As I said, the service I got wasn't worth nothing at all, it was worth $1 or $1.50. I did get to sit at a table and get my order taken, I did get the things that I ordered (which isn't always a given), and the waiter didn't screw up my bill (also not always a given); so she deserved something. But I would expect the same for a ~$10 meal at a diner-type place; even at Subsational, after you've ordered and paid, you can sit down and they'll bring your meal to the table.
I'm Australian; over there there is no explicit service charge - it's part of the overhead of the restaurant, like rent or electricity, and is built in to the price of the food. But adding a tip of 10% or so is not uncommon, if the service was more than simply adequate. Back in Oz, I would not tip 5 cents for the service I got at Renaissance.
BTW, at Olympic and Dougies I tip $2 no matter how big or small the bill; that's the value I put on the adequate-but-not-outstanding service I get there. If they do something more than the usual, they get $3. If the service is less than adequate I don't tip at all. I don't see why how much I eat, or how much it cost, should affect the price of the service.
re: Zev Sero
Do you really go into Dougie's and give $2-3 no matter what you get? Somehow I doubt that if you went in for an order of tempura or wings (about $6) that you would actually give $1, let alone $2.

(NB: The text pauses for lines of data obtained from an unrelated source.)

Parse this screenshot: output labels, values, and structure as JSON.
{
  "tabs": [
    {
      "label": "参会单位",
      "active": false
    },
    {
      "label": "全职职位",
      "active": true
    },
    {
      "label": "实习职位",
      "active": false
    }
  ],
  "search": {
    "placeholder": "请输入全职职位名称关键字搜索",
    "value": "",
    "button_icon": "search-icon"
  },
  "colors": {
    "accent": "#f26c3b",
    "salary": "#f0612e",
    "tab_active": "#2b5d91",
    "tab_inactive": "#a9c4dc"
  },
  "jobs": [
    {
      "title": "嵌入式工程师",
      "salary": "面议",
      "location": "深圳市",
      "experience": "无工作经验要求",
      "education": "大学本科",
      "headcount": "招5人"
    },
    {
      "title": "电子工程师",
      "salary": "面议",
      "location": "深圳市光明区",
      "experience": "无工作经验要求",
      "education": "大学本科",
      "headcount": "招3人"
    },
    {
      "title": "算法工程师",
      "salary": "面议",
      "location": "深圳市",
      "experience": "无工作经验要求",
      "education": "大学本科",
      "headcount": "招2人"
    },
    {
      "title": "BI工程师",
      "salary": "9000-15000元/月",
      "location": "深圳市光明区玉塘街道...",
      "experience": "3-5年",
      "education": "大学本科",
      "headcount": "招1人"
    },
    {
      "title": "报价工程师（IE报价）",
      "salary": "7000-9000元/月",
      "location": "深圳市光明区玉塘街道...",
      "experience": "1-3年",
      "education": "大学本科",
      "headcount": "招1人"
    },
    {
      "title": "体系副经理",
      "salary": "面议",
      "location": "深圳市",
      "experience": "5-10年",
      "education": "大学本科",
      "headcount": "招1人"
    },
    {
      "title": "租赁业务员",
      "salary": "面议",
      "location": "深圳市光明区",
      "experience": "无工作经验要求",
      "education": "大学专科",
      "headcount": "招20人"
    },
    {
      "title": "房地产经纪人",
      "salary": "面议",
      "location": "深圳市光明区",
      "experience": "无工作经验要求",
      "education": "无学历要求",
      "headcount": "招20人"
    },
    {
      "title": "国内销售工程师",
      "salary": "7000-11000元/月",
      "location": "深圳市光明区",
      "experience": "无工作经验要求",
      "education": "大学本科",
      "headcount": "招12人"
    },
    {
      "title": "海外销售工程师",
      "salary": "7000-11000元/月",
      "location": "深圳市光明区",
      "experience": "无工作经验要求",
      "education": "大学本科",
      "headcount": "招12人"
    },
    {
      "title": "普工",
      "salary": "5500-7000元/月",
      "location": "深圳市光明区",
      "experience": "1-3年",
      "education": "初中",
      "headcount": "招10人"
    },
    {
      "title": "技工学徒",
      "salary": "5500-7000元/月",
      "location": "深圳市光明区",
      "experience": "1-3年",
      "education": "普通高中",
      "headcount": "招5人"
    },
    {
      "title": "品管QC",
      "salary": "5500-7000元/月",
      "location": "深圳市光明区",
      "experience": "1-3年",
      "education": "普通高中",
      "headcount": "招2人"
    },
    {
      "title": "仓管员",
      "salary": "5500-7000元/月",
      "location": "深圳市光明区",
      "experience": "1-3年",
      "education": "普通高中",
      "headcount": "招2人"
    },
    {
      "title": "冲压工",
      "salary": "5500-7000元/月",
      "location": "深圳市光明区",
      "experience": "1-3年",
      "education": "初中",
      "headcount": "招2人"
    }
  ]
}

To paraphrase Dorothy, you're not in Oz anymore. As one who probably travels a lot, you should appreciate the value of respecting local customs. As you yourself indicated, service is generally *not* embedded in the price of food in American restaurants. Paying your waiter is done on the honor system here and is customarily based on the size of your check, like it or not. Don't be dishonorable, and don't be cheap. If you can't abide this system, then take your food to go.
I agree with the comments expressed in the other posts but want to point out that:
a. Kosher restaurants almost never have the same level of service that non-kosher places do. I don't know why, but they just don't. My number two peeve about kosher establishments after the fact that 99 percent of kosher restaurants are delis, chinese, or mid-eastern.
b. 15% had been the standard for too long now. 18-20 is the new 15%. If they are charging you 15% consider it a gift, because you really should be tipping more than that.
> 15% had been the standard for too long now. 18-20 is the new 15%.
> If they are charging you 15% consider it a gift, because you
> really should be tipping more than that.
Why on earth? Has the standard or value of the service gone up recently? The price of food goes up with the cost of living, so it's not as if 15% of the bill now is the same as it was 10 years ago. But why should the value of service go up *faster* than the value of the food?
We know where you're coming from, but the discussion of tipping is not an issue that's specific or unique to kosher restaurants, so it would belong on one of our general use boards. And since it's not really about food, we ask participants on all of our boards to have that discussion on the Not About Food board.
Again, folks are welcome to move the tipping discussion to the Not About Food board, but we'll be deleting any further posts on that topic on this board in order to keep this board focused on finding great Kosher chow.